Lord Southey Had a Guillotine Erected In His Drawing Room For Suicide.

Lord Southey once, in a fit of disgust with life, had a magnificent guillotine erected in the drawing room of his magnificently appointed house in the Rue de Luxembourg, at Paris. The machine was an elaborate affair, with ebony uprights inlaid with gold and silver. The framework was carved with great artistic skill, and the knife, of immense weight and falling at the touch of a spring, was of ornamented steel, polished and as sharp as a razor.

The spring which liberated the knife was placed within easy reach of any one kneeling upon the scaffold — in fact, every detail was arranged with a view to the convenience of the would be suicide.

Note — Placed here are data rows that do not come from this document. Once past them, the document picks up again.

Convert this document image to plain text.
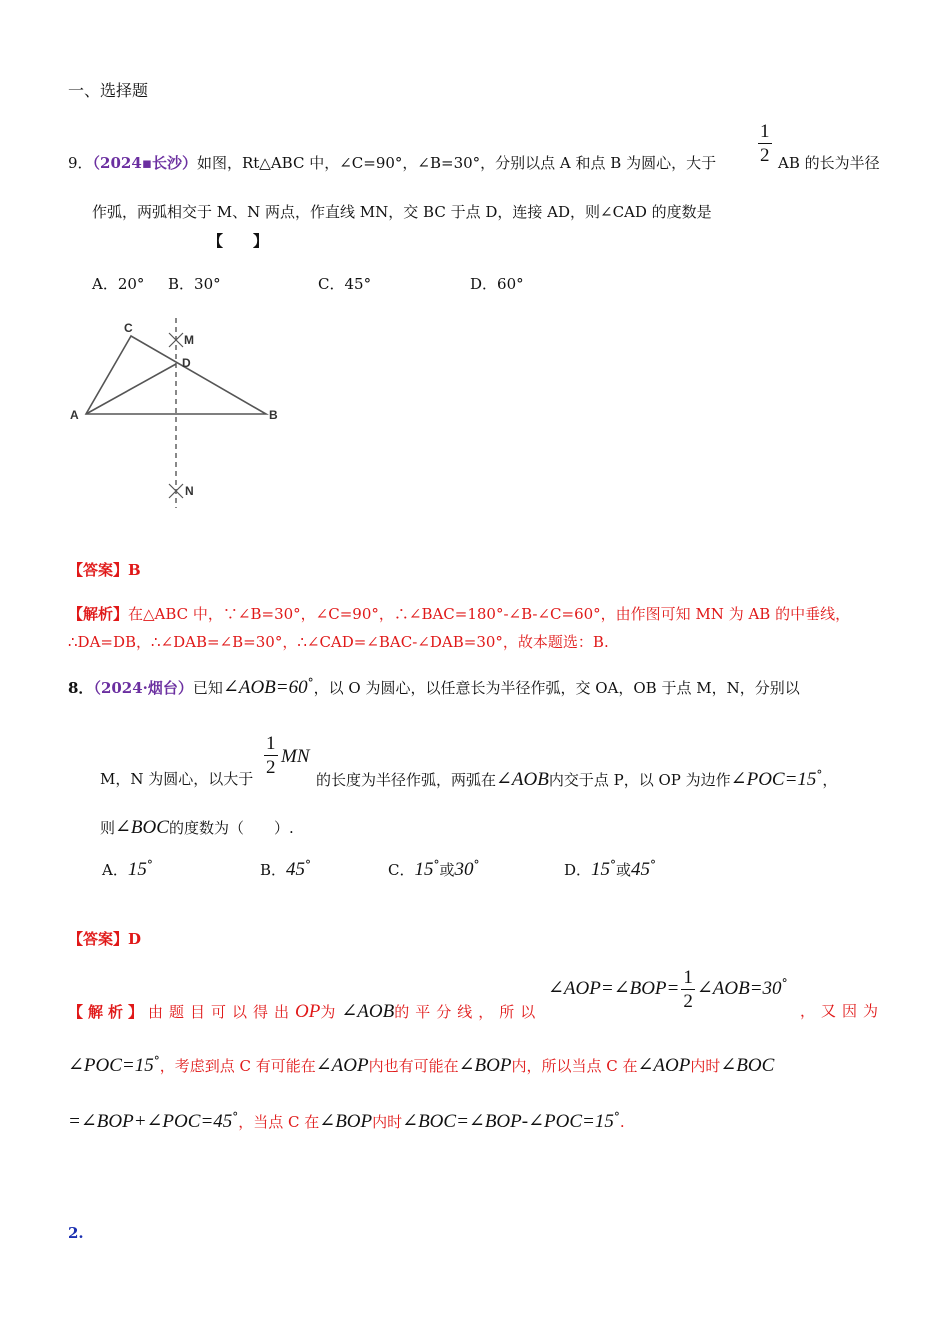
一、选择题
9．（2024▪长沙）如图，Rt△ABC 中，∠C=90°，∠B=30°，分别以点 A 和点 B 为圆心，大于 $\frac{1}{2}$ AB 的长为半径
作弧，两弧相交于 M、N 两点，作直线 MN，交 BC 于点 D，连接 AD，则∠CAD 的度数是
【　　】
A．20° B．30°	C．45°	D．60°
C
M
D
A	B
N
【答案】B
【解析】在△ABC 中，∵∠B=30°，∠C=90°，∴∠BAC=180°-∠B-∠C=60°，由作图可知 MN 为 AB 的中垂线，
∴DA=DB，∴∠DAB=∠B=30°，∴∠CAD=∠BAC-∠DAB=30°，故本题选：B.
8．（2024·烟台）已知∠AOB=60°，以 O 为圆心，以任意长为半径作弧，交 OA，OB 于点 M，N，分别以
M，N 为圆心，以大于
$\frac{1}{2}$ MN
的长度为半径作弧，两弧在∠AOB内交于点 P，以 OP 为边作∠POC=15°，
则∠BOC的度数为（　　）.
A．15°	B．45°	C．15°或30°	D．15°或45°
【答案】D
【解析】由题目可以得出OP为∠AOB的平分线，所以
∠AOP=∠BOP= $\frac{1}{2}$ ∠AOB=30°
，又因为
∠POC=15°，考虑到点 C 有可能在∠AOP内也有可能在∠BOP内，所以当点 C 在∠AOP内时∠BOC
=∠BOP+∠POC=45°，当点 C 在∠BOP内时∠BOC=∠BOP-∠POC=15°.
2.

The day that the engine of death was entirely finished Lord Southey completed his testamentary dispositions, shaved, had his hair cut, and, clothed in a robe of white silk, knelt upon the platform under the knife.

The guillotine was placed before a large mirror, wherein the person committing suicide could see his own image until the last. Murmuring a short prayer, Lord Southey placed his head in the semicircle and pressed the spring.

The next morning he was found calmly sleeping in his bed. The spring had failed to work, and after several fruitless efforts Lord Southey was compelled to relinquish his attempt upon his life. Thoroughly cured of his spleen, he presented the guillotine to the Glasgow museum, whence he made an annual pilgrimage to see it until the end of his life. — Pittsburg Dispatch.